Tem sido dito que alguns estudiosos religiosos provaram pelas Escrituras que ainda não chegou o tempo de os pagãos serem convertidos; e que primeiro as "testemunhas" têm de ser mortas (Ap 11.1-13), e muitas outras profecias serem cumpridas. Admitindo que é esse o caso (o que eu duvido muito*), para fazer disso uma objeção contra pregar a eles imediatamente uma de duas coisas deve servir de base: ou que o propósito secreto de Deus é determinar nossas obrigações, e nesse caso orar por eles é tão errado como pregar a eles; ou que ninguém será convertido no mundo pagão antes do derramamento universal do Espírito nos últimos dias. Esta objeção, no entanto, chega tarde demais, porque o sucesso do evangelho já tem sido considerável em muitos lugares.

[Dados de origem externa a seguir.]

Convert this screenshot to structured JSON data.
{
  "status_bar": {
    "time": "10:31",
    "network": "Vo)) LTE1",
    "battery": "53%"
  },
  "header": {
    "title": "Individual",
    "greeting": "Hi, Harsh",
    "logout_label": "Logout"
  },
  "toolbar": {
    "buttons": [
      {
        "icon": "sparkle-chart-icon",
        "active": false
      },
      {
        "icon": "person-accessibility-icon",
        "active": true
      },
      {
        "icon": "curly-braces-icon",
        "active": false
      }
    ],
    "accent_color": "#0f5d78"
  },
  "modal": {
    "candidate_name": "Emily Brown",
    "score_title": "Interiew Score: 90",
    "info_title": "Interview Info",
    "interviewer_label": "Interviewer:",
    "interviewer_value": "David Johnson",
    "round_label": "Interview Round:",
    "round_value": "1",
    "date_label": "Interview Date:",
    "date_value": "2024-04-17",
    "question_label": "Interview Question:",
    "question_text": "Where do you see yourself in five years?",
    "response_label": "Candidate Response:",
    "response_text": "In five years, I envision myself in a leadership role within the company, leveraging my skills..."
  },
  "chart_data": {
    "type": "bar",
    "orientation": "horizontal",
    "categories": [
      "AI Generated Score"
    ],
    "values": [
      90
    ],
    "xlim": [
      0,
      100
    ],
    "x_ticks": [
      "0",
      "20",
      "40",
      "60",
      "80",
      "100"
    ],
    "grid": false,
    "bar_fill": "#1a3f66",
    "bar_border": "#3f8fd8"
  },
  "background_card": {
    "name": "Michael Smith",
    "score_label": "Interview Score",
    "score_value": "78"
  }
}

Tem sido objetado que há multidões em nosso próprio país, e dentro do nosso círculo imediato de ação, que são tão ignorantes como os selvagens dos mares do Sul, e que por isso temos trabalho suficiente a fazer em casa, sem ir a outros países. Concordo sem problemas que há milhares em nosso país o mais longe possível de Deus, e é um fato certo que isso deveria nos incentivar a decuplicar nossos esforços no trabalho e em tentativas de difundir o conhecimento divino entre eles; que isso deveria eliminar todas as nossas tentativas de espalhar o evangelho em terras estrangeiras parece ser uma prova vazia. Nossos conterrâneos têm os meios de graça, e podem dar ouvidos à palavra pregada, se quiserem. Eles têm como conhecer a verdade, e há obreiros fiéis postados em quase cada canto do país, cujas esferas de ação poderiam ser maiores se suas congregações fossem mais consagradas e ativas na causa. Mas o caso é bastante diferente com aqueles que não têm Bíblia, idioma escrito (que muitos deles não têm), obreiros, um bom governo civil, nem as outras vantagens que nós temos. A humanidade digna de pena clama em voz alta por todo empenho possível do cristianismo para levar o evangelho até eles.

*Veja Edwards on Prayer, sobre esse assunto, reimpresso recentemente pelo Sr. Sutcliffe.